SLO	latency、availability、quality gate processing time、support response。
cost_model	按 request、token、document、tool call、review item 或 use case 归因。
adoption_metrics	激活团队数、重复使用、reuse rate、developer satisfaction。
support_path	文档、office hour、L1/L2/L3、incident path。

4.4 Catalog 运营规则

规则	为什么重要
每个服务必须有明确 owner 和 deprecation policy	平台服务也是产品, 不能成为无人维护的内部依赖。
每个服务必须给出 default path 和 escape hatch	防止平台变成强制流程, 同时避免团队绕开治理。
Catalog card 必须显示接入成本和约束	内部用户需要知道时间、数据、审批、运行成本和责任边界。
服务指标必须与 roadmap 绑定	低采用、高支持成本、低复用的服务应被重设或收敛。
Catalog 与 evidence binder 打通	用平台路径上线的 use case 自动形成审计证据链。

5. Golden Paths

Golden path 是“从一个常见 AI 任务到可控上线”的产品化路径。它不是文档链接集合, 而是 opinionated template + reference implementation + policy guardrails + telemetry + eval gates + runbook + adoption assets。

5.1 Golden Path 设计原则

原则	AI 平台含义
Opinionated but optional	给出推荐路径, 允许有明确理由的例外。
Self-service first	低/中风险团队能自助创建项目、索引、eval、dashboard 和 deployment。
Governance embedded	风险分级、数据边界、policy、approval 和 evidence 默认进入流程。
Reference over abstraction	给出可运行 reference implementation, 避免只给抽象接口。
Observable from day one	从第一个 pilot request 开始记录 trace、cost、quality、adoption。
Product team ready	不只支持开发, 还支持 PRD、eval contract、release memo、adoption dashboard。
Iteration loop built in	线上反馈能回到 eval set、RAG source、policy、template 和 roadmap。

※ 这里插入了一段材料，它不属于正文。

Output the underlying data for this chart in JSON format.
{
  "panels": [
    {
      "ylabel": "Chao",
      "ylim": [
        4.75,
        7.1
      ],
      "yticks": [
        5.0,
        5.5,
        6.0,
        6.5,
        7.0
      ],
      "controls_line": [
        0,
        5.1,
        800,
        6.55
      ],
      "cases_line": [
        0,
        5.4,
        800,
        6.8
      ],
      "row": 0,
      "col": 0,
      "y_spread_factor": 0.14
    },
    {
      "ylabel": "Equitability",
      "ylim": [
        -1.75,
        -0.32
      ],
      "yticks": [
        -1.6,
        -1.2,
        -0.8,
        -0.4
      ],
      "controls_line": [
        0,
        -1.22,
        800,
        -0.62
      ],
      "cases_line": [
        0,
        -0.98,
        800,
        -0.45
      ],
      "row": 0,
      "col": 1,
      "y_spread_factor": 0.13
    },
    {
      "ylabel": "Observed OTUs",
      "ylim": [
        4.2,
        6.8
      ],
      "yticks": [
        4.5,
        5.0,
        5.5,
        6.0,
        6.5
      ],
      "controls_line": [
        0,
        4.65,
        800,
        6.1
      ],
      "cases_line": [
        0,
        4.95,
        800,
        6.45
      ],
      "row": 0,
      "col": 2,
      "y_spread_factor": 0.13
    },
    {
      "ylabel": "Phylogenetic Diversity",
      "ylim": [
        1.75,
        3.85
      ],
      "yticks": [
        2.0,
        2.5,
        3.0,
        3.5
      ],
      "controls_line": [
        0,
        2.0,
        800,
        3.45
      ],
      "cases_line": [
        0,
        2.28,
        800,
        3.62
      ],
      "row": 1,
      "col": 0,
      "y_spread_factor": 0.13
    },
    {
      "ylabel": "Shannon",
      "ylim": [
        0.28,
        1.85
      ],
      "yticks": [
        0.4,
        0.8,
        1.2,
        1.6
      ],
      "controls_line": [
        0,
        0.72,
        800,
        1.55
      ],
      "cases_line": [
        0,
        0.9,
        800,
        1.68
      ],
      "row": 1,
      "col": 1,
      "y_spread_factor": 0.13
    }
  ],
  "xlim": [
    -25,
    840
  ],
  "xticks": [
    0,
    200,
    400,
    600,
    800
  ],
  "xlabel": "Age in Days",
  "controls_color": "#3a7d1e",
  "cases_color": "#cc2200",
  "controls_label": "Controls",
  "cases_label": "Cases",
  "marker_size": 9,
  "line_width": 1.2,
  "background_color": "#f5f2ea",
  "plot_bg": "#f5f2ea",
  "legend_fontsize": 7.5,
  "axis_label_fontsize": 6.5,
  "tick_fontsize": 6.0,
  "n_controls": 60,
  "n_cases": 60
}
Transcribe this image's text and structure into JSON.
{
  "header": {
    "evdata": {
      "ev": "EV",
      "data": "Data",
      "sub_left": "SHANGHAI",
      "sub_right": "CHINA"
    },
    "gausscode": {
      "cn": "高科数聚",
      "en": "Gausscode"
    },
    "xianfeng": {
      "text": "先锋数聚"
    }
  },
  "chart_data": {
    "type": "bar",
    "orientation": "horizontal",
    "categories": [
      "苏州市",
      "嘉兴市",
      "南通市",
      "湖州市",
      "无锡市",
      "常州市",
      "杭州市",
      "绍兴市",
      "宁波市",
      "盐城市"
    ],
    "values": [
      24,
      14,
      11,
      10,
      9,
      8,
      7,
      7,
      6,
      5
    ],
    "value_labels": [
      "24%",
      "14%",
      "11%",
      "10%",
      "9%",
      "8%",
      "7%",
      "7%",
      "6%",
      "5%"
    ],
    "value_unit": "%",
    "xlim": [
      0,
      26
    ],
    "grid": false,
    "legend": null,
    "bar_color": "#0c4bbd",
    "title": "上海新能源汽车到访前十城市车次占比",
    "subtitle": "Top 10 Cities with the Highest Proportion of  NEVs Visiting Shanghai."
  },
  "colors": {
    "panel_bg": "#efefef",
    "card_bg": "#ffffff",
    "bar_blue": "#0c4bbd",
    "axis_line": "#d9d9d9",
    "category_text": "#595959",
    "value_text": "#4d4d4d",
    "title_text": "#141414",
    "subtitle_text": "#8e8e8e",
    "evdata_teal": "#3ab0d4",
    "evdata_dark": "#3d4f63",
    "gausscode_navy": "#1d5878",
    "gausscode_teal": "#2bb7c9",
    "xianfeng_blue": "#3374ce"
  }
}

5.2 Golden Path 1: Customer-Facing RAG

适用场景: 客服政策问答、产品条款解释、费用争议说明、分行员工辅助答复。客户可见或半客户可见, 风险中高。

Path step	平台默认能力	产出
Intake	use case card、customer impact、risk tier、approved/prohibited use	RAG use case brief
Knowledge onboarding	source registry、owner、effective date、metadata、permission filter	Knowledge source card
Template provision	RAG app template、citation UI、fallback answer、handoff flow	Running reference app
Eval setup	golden questions、red-team prompts、citation rubric、no-answer test	RAG eval pack
Guardrails	PII redaction、financial advice boundary、stale policy block、handoff trigger	Policy config
Telemetry	retrieval span、citation doc ids、answer quality、agent acceptance	RAG dashboard
Release gate	citation accuracy、unsupported claim、escalation correctness、latency/cost	Release gate memo
Adoption	agent training scenarios、manager QA sample、feedback taxonomy	Adoption dashboard

关键门槛:

Metric	Suggested gate
customer-facing unsupported claim	0
permission leakage	0
stale policy citation	0 for regulated answers
citation correctness	>= 95% before scale
no-answer correctness	>= 90%
high-risk escalation	>= 99%

5.3 Golden Path 2: Employee Copilot

适用场景: BA/PM/Architect 文档助手、内部政策助手、运营知识助手、培训助手。通常内部使用, 风险取决于数据和输出是否进入正式决策。

Path step	平台默认能力	产出
Role scoping	target user、workflow step、human decision retained	Copilot scope memo
Data boundary	allowed repositories、restricted data exclusion、retention policy	Data access rule
Template provision	chat UI、prompt registry、RAG connector、feedback button	Internal copilot app
Eval setup	task-specific rubric、expert sample、bad-answer categories	Copilot eval report
Guardrails	confidential data warning、source citation、non-authoritative disclosure	Policy config
Telemetry	active users、accepted answer、edit distance、feedback reason	Adoption + quality dashboard
Enablement	scenario drills、manager guidance、support route	Launch pack

产品 PM 的判断重点:

判断	问题
Adoption quality	用户是否把 copilot 嵌入真实流程, 还是只试用几次?
Work product quality	AI 输出是否减少返工, 还是把审核成本转移给专家?
Data risk	员工是否可能输入未授权客户数据、机密文件或监管敏感材料?
Role redesign	AI 是否改变 BA/PM/Architect 的工作方式, 以及新能力如何培训?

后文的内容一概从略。